Louis Vuitton latest exhibition at Espace entitled <The Art of Dress> at Espace Louis Vuitton Hong Kong featuring contemporary artworks by three female artists. <The Art of Dress> is not concerned with fashion or glamour or the cut, colour, drape, fit, function or feel of any particular garments or any particular period, community or style. Instead, it features artists who use the idea of clothing as a metaphor for the body and the fact that we are all individually, gloriously different, but connected to one another through our humanity. It explores the essence of dress as an abstract concept and aims to explore the notion of the everyday made universal through art. For each of the artists in this exhibition, the art of dress is a metaphor for personal experiences that now only exist in memory.

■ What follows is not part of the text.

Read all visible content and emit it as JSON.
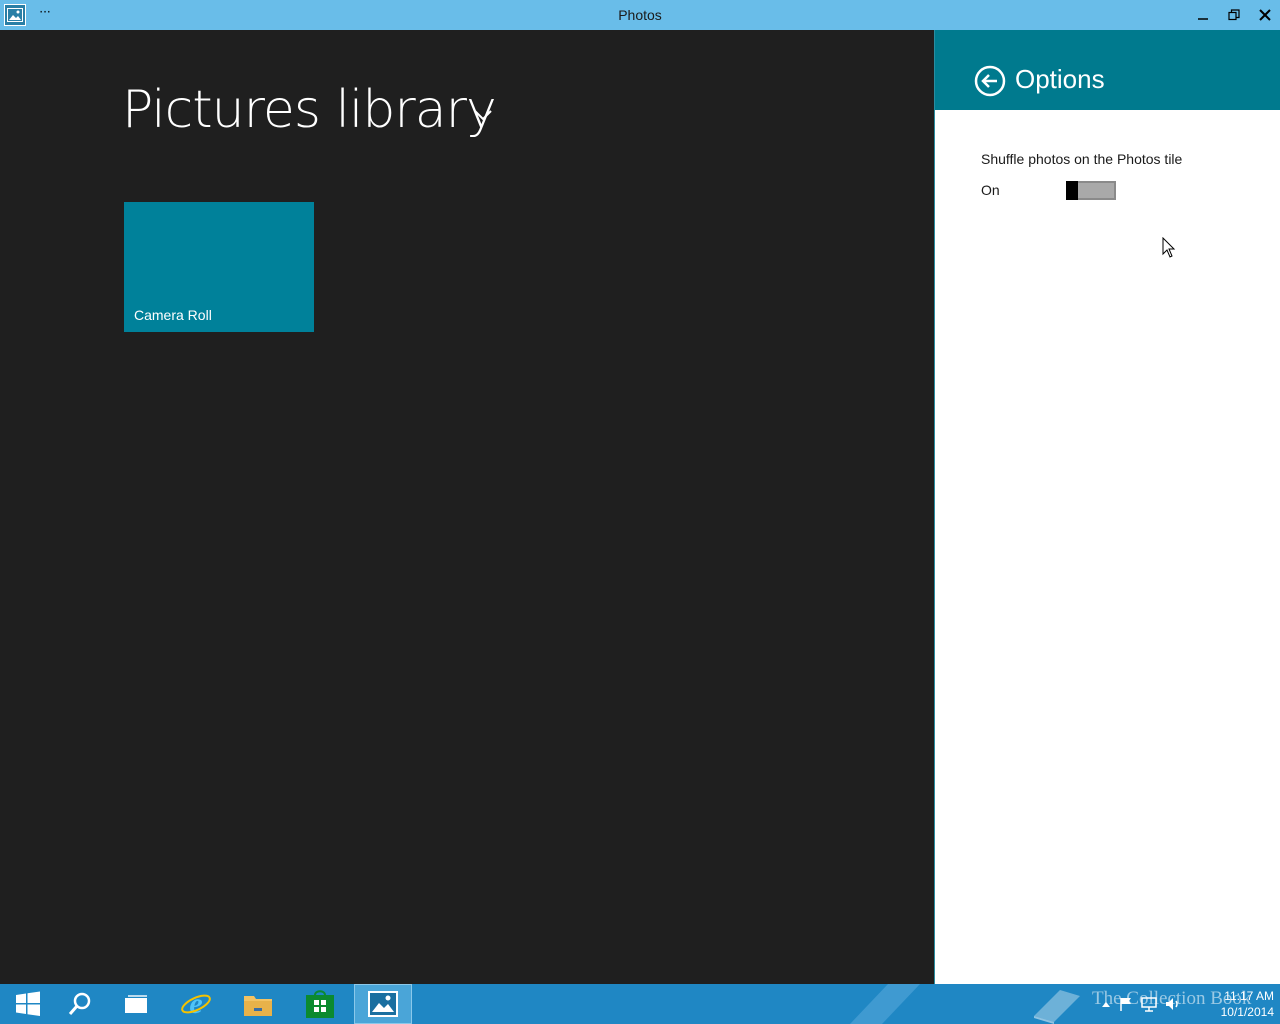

Hong Kong artist Movana Chen creates fabrics that may be fashioned into forms, but the thing that gives her works resonance is the fact that they are knitted out of the pages of books and magazines that were given to her by friends and strangers. When she shreds a book, it is to remake it in such a way that the lives of the owner, author, artist, and every other person who may have read the same work are intermingled into something shared.
Chinese artist Yin Xiuzhen has been using used clothing in her installations and sculptures since 1995. For her, these intimate objects are imbued with the personal memories of the original owner and the character of the times they were worn. She sees them as a way of broadening her imagination, and a way of connecting with both their personal histories and their wider social histories so that the entire society can be implicated in her work.
Another Hong Kong artist, Man Fung Yi presents metal sculptures derived from the form of actual garments worn by herself or her family. These sculptures enclose nothing and are presented as an open network of metal wires in order to make the nothingness explicit. The creation by Man Fung Yi of an open skein of metal, describing and hiding nothing, actually gives it greater substance. Exhibition ends May 2012.